75 flood gauge sensors have been installed across North Carolina to provide emergency managment workers, and first responders with early detection of flooding.
Community members in Lumberton have seen severe flood issues in the past two years, due to Hurricane Matthew and Florence, but the low cost monitor might change that.
“The more water, more pressure, and you’ll get the depth of the water,” said Gary Thompson interim risk management chief.
The Department of Homeland security is working with three vendors to evaluate, design, and test inexpensive flood gauges around Winston-Salem, Boone, Goldsboro, and Lumberton.
“We wanted to put some in the areas that we can test in harsh weather conditions,” said Thompson.
The sensors will be able to rapidly measure rising water and report flood conditions. Typically flood sensors can run up to $20,000, but this new sensor is expected to cost less than $1,000 per unit.

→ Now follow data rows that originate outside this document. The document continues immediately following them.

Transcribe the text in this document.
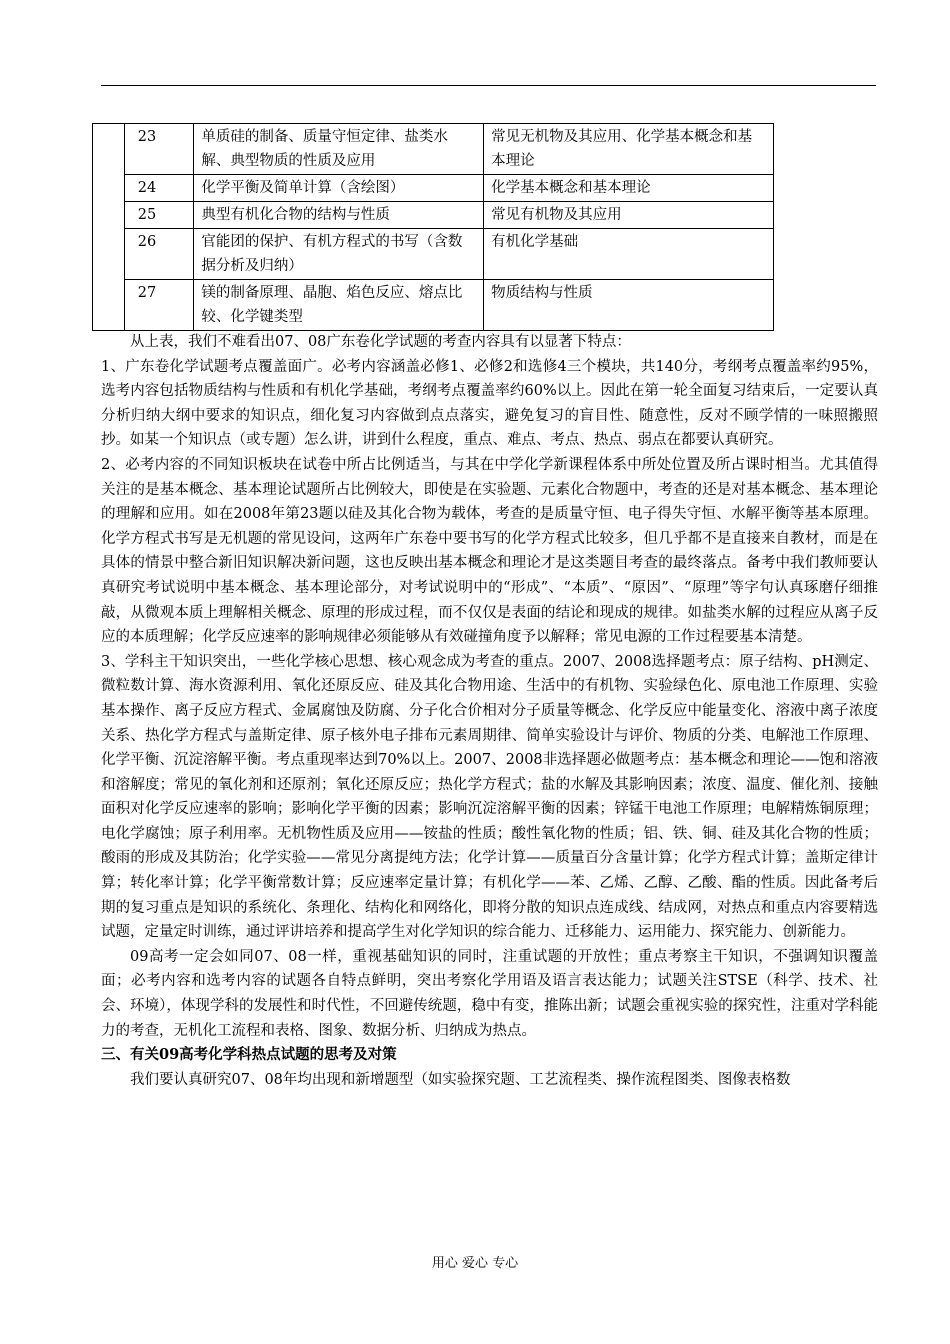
	23	单质硅的制备、质量守恒定律、盐类水解、典型物质的性质及应用	常见无机物及其应用、化学基本概念和基本理论
	24	化学平衡及简单计算（含绘图）	化学基本概念和基本理论
	25	典型有机化合物的结构与性质	常见有机物及其应用
	26	官能团的保护、有机方程式的书写（含数据分析及归纳）	有机化学基础
	27	镁的制备原理、晶胞、焰色反应、熔点比较、化学键类型	物质结构与性质

从上表，我们不难看出07、08广东卷化学试题的考查内容具有以显著下特点：

1、广东卷化学试题考点覆盖面广。必考内容涵盖必修1、必修2和选修4三个模块，共140分，考纲考点覆盖率约95%，选考内容包括物质结构与性质和有机化学基础，考纲考点覆盖率约60%以上。因此在第一轮全面复习结束后，一定要认真分析归纳大纲中要求的知识点，细化复习内容做到点点落实，避免复习的盲目性、随意性，反对不顾学情的一味照搬照抄。如某一个知识点（或专题）怎么讲，讲到什么程度，重点、难点、考点、热点、弱点在都要认真研究。

2、必考内容的不同知识板块在试卷中所占比例适当，与其在中学化学新课程体系中所处位置及所占课时相当。尤其值得关注的是基本概念、基本理论试题所占比例较大，即使是在实验题、元素化合物题中，考查的还是对基本概念、基本理论的理解和应用。如在2008年第23题以硅及其化合物为载体，考查的是质量守恒、电子得失守恒、水解平衡等基本原理。化学方程式书写是无机题的常见设问，这两年广东卷中要书写的化学方程式比较多，但几乎都不是直接来自教材，而是在具体的情景中整合新旧知识解决新问题，这也反映出基本概念和理论才是这类题目考查的最终落点。备考中我们教师要认真研究考试说明中基本概念、基本理论部分，对考试说明中的“形成”、“本质”、“原因”、“原理”等字句认真琢磨仔细推敲，从微观本质上理解相关概念、原理的形成过程，而不仅仅是表面的结论和现成的规律。如盐类水解的过程应从离子反应的本质理解；化学反应速率的影响规律必须能够从有效碰撞角度予以解释；常见电源的工作过程要基本清楚。

3、学科主干知识突出，一些化学核心思想、核心观念成为考查的重点。2007、2008选择题考点：原子结构、pH测定、微粒数计算、海水资源利用、氧化还原反应、硅及其化合物用途、生活中的有机物、实验绿色化、原电池工作原理、实验基本操作、离子反应方程式、金属腐蚀及防腐、分子化合价相对分子质量等概念、化学反应中能量变化、溶液中离子浓度关系、热化学方程式与盖斯定律、原子核外电子排布元素周期律、简单实验设计与评价、物质的分类、电解池工作原理、化学平衡、沉淀溶解平衡。考点重现率达到70%以上。2007、2008非选择题必做题考点：基本概念和理论——饱和溶液和溶解度；常见的氧化剂和还原剂；氧化还原反应；热化学方程式；盐的水解及其影响因素；浓度、温度、催化剂、接触面积对化学反应速率的影响；影响化学平衡的因素；影响沉淀溶解平衡的因素；锌锰干电池工作原理；电解精炼铜原理；电化学腐蚀；原子利用率。无机物性质及应用——铵盐的性质；酸性氧化物的性质；铝、铁、铜、硅及其化合物的性质；酸雨的形成及其防治；化学实验——常见分离提纯方法；化学计算——质量百分含量计算；化学方程式计算；盖斯定律计算；转化率计算；化学平衡常数计算；反应速率定量计算；有机化学——苯、乙烯、乙醇、乙酸、酯的性质。因此备考后期的复习重点是知识的系统化、条理化、结构化和网络化，即将分散的知识点连成线、结成网，对热点和重点内容要精选试题，定量定时训练，通过评讲培养和提高学生对化学知识的综合能力、迁移能力、运用能力、探究能力、创新能力。

09高考一定会如同07、08一样，重视基础知识的同时，注重试题的开放性；重点考察主干知识，不强调知识覆盖面；必考内容和选考内容的试题各自特点鲜明，突出考察化学用语及语言表达能力；试题关注STSE（科学、技术、社会、环境），体现学科的发展性和时代性，不回避传统题，稳中有变，推陈出新；试题会重视实验的探究性，注重对学科能力的考查，无机化工流程和表格、图象、数据分析、归纳成为热点。

三、有关09高考化学科热点试题的思考及对策

我们要认真研究07、08年均出现和新增题型（如实验探究题、工艺流程类、操作流程图类、图像表格数

用心 爱心 专心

“To be able to use these low cost gauges it will give us the opportunity to put more gauges across the state, which will enable us to provide information to more people, more areas, in a quicker reaction during flood events,” said Thompson.
This device will help people evacuate on time and know which roads around the area are flooded.
“We’re testing a variety of different things with the gauges, how they perform under different weather conditions and how they communicate,” said Thompson.
The flood gauges will remain in place for 6 months while they are being tested.